2. A draft tube loop reactor according to claim 1, wherein the pulse type aeration system (3) comprises a plurality of pulse generating devices connected in sequence, one side of the pulse generating device is connected with an air compressor (3-1), the number of the pulse generating devices is the same as the number of the air inlets of the multi-stage series draft tube reaction device (2), and the pulse generating devices are connected with the air inlets of the multi-stage series draft tube reaction device (2) in a one-to-one correspondence manner.

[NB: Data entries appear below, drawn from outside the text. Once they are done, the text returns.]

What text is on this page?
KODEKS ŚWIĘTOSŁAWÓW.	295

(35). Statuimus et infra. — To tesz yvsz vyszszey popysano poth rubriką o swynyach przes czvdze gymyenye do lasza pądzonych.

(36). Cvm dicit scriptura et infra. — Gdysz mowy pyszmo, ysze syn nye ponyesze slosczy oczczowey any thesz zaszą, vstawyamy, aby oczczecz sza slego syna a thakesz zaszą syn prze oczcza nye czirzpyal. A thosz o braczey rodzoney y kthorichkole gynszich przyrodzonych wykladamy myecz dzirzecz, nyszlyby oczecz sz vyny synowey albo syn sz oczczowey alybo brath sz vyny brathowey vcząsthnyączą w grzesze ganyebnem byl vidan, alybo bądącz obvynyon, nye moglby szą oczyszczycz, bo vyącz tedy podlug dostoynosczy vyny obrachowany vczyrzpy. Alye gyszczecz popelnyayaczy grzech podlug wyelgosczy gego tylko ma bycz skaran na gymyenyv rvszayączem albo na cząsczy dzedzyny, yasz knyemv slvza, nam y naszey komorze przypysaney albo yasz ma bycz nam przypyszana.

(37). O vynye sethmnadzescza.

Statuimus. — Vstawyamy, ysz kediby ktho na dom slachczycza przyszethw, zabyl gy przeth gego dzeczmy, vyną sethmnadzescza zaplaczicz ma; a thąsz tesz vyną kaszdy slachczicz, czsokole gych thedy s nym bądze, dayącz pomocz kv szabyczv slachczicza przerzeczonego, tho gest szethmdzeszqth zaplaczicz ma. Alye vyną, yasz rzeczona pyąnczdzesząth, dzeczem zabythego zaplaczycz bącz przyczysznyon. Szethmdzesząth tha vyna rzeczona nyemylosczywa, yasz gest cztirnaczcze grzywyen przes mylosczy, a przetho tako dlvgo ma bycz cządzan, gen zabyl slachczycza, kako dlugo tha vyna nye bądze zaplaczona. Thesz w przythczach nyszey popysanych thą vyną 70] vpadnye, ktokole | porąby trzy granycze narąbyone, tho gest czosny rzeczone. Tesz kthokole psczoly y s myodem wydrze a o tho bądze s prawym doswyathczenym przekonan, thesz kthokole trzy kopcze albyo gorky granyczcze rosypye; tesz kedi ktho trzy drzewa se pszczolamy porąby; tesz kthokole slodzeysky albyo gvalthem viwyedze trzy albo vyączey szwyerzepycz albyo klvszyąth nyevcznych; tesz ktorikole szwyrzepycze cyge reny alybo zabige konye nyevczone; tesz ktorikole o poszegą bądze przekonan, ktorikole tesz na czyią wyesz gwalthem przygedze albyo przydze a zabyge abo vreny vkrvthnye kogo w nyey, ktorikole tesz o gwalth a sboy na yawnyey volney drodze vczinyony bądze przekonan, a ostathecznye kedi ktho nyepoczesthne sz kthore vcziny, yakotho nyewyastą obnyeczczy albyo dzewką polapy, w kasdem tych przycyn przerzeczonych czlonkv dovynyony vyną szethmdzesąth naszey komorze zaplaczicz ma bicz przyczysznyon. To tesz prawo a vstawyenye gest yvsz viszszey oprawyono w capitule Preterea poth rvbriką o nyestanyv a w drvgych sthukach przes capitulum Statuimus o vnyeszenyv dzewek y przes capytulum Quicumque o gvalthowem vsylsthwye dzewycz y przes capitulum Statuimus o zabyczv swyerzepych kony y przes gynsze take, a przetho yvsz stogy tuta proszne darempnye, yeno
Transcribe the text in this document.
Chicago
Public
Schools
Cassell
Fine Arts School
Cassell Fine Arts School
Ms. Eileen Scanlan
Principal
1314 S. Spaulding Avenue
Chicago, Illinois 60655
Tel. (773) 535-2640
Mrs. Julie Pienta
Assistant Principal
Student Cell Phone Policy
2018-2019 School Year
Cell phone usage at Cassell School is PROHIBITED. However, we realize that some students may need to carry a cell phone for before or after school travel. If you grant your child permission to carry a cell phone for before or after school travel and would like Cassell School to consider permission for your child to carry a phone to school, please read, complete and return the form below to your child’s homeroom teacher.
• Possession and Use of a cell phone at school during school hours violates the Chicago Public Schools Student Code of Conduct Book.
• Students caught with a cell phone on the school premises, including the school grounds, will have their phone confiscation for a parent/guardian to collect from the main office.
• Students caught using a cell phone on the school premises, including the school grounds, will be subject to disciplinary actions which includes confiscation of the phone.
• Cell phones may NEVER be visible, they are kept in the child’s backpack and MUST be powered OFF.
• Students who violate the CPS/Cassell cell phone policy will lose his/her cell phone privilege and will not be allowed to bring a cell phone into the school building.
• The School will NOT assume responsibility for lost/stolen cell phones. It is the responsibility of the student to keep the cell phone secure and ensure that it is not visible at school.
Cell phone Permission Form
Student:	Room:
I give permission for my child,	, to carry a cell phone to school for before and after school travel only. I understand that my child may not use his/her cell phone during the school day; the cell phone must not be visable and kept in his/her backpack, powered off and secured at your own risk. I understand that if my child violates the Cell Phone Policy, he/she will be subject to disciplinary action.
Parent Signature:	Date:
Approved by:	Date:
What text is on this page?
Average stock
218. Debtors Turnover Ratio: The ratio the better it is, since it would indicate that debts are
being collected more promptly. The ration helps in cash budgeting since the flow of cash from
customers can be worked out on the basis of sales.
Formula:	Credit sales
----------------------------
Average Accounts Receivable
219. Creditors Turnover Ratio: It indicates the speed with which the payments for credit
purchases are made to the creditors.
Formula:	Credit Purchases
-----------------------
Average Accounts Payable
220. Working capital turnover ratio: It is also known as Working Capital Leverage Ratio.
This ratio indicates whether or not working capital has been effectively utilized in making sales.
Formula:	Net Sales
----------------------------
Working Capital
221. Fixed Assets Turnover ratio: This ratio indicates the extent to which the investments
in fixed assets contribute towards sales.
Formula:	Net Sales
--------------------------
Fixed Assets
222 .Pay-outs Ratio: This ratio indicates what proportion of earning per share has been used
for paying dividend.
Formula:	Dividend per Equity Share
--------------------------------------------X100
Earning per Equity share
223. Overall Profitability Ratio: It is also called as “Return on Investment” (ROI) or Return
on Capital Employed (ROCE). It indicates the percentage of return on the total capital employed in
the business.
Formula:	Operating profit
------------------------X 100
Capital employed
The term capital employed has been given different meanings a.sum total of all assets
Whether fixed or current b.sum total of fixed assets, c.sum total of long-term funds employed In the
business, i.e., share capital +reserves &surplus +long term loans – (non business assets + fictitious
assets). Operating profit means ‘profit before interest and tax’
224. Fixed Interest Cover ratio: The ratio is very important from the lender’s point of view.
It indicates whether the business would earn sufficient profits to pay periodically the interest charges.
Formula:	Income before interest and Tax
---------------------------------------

3. The draft tube loop reactor according to claim 1, wherein the membrane interception water outlet system (4) comprises a hollow fiber membrane module (4-1), the bottom end of the hollow fiber membrane module (4-1) is connected with the water outlet b (2-4) of the multi-stage series draft tube reaction device (2) through a pipeline, a raw water pump (4-2) and a safety filter (4-3) are arranged on a connecting pipeline between the bottom end of the hollow fiber membrane module (4-1) and the water outlet b (2-4), and an air compressor (4-5) is connected through an air inlet valve (4-4); the top end of the hollow fiber membrane component (4-1) is connected with the backwashing water tank (4-6) through a pipeline.

4. A draft tube loop reactor according to claim 1, wherein said PLC automatic control system (5) further comprises sensors including level control sensors (5-3) respectively disposed in the water inlet tank (1-1) and the backwash water tank (4-6), further comprising sensor groups (5-4) respectively disposed in each inner tube (2-2), said sensor groups (5-4) comprising a temperature sensor, a DO sensor, a pH sensor and an ORP sensor.